Irma, one of the fiercest Atlantic storms in a century, was expected to hit Florida on Sunday morning, bringing massive damage from wind and flooding to the fourth-largest state by population.
The scenes along Cuba’s north central coast were gradually coming to resemble the horrors of those of other Caribbean islands over the last week as Irma barreled in for a direct hit at Ciego de Avila province around midnight.
Choppy seas, grey skies, sheets of rain, bending palm trees, huge waves crashing over sea walls and downed power lines filled state-run television’s evening news cast.
Irma was forecast to bring dangerous storm surges of up to 10 feet (3 meters) on parts of Cuba’s northern coast and the central and northwestern Bahamas.
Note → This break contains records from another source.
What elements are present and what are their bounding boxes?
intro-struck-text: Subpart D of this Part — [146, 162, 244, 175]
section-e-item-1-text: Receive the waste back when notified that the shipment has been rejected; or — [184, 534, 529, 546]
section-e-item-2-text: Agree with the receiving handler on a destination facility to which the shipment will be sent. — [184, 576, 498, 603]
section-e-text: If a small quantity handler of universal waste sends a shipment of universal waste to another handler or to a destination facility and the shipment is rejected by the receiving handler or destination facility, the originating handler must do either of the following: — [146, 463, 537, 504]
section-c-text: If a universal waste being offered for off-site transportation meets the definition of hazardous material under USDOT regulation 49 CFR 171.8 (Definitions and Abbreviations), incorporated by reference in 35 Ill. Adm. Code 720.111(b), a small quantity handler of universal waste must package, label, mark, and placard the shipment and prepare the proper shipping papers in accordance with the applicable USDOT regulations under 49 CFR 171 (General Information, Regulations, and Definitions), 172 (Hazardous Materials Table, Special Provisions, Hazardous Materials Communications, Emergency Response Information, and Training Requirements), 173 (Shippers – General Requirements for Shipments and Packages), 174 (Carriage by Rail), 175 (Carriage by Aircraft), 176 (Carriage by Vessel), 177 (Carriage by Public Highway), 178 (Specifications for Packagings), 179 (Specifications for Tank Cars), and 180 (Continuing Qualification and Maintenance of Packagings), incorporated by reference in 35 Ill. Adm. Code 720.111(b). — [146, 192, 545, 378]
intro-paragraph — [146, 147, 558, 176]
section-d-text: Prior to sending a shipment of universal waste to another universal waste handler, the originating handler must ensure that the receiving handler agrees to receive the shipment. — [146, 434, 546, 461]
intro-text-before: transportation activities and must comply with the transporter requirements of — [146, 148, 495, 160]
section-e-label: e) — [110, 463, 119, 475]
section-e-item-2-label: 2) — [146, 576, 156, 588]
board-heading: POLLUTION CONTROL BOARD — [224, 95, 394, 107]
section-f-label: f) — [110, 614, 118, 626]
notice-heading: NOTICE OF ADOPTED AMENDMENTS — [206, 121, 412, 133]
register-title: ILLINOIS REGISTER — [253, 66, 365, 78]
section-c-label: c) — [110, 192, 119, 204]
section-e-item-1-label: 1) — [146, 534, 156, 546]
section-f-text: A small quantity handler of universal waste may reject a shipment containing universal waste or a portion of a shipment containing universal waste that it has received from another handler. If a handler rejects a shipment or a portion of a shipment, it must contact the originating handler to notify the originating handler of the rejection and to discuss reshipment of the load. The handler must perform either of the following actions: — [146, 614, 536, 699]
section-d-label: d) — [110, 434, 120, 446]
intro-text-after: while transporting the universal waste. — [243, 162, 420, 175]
Meteorologists warned that by Saturday morning scenes of far greater devastation were sure to emerge as Irma worked her way along the northern coast westward through Sancti Spiritus and Villa Clara provinces where it is forecast to turn northward toward Florida.
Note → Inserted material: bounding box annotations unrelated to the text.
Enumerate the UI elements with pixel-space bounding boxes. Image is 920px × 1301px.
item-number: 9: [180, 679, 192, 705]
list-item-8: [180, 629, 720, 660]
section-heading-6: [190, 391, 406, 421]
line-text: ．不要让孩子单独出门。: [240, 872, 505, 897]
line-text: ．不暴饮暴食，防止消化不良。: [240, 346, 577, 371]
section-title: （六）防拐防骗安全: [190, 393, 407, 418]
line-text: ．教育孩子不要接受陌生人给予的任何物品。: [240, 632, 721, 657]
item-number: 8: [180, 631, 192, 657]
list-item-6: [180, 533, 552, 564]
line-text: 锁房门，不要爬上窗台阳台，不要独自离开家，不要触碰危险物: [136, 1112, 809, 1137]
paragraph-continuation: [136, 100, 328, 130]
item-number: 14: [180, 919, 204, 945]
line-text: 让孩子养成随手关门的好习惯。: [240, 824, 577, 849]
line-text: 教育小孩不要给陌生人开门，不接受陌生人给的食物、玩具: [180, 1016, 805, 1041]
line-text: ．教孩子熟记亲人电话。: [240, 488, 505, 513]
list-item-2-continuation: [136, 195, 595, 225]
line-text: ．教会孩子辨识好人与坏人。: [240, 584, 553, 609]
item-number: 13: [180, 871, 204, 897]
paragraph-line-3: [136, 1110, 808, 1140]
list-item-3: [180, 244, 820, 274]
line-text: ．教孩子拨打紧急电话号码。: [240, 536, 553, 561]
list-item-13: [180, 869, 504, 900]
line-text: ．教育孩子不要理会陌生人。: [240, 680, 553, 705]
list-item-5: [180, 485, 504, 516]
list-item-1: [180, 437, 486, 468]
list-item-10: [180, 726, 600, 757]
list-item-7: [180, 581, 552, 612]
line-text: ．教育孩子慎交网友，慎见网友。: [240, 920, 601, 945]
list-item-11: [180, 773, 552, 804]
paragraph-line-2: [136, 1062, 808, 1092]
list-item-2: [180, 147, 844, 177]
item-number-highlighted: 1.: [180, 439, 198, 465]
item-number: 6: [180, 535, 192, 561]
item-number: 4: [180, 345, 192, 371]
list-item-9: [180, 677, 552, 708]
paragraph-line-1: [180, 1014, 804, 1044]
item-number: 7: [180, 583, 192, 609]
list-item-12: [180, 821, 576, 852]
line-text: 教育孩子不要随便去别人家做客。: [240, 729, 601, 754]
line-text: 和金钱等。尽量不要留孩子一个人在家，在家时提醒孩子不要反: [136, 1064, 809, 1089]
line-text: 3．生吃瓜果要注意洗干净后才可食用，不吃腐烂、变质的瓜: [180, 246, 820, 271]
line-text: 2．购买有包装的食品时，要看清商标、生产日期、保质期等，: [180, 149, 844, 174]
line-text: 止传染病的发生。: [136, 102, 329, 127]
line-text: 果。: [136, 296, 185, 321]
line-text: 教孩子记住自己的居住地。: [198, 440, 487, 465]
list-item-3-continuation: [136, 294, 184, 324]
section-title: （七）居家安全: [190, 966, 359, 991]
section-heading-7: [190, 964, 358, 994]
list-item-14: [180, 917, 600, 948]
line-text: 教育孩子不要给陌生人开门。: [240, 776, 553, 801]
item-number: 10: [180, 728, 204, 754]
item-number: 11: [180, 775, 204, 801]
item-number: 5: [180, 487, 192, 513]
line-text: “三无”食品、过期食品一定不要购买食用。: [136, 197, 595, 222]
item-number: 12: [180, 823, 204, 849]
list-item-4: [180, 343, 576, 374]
The area is home to pristine keys with more than 50 hotels and fine beaches, vital money makers for the cash-strapped government.
Residents in the central province of Camaguey hunkered down on Friday night.“There are really strong gusts of wind. It is pouring off and on, and the lights are out,” Anaida Gonzalez, a retired nurse, said by telephone.
Irma was about 300 miles (485 km) southeast of Miami, the NHC said in its latest advisory.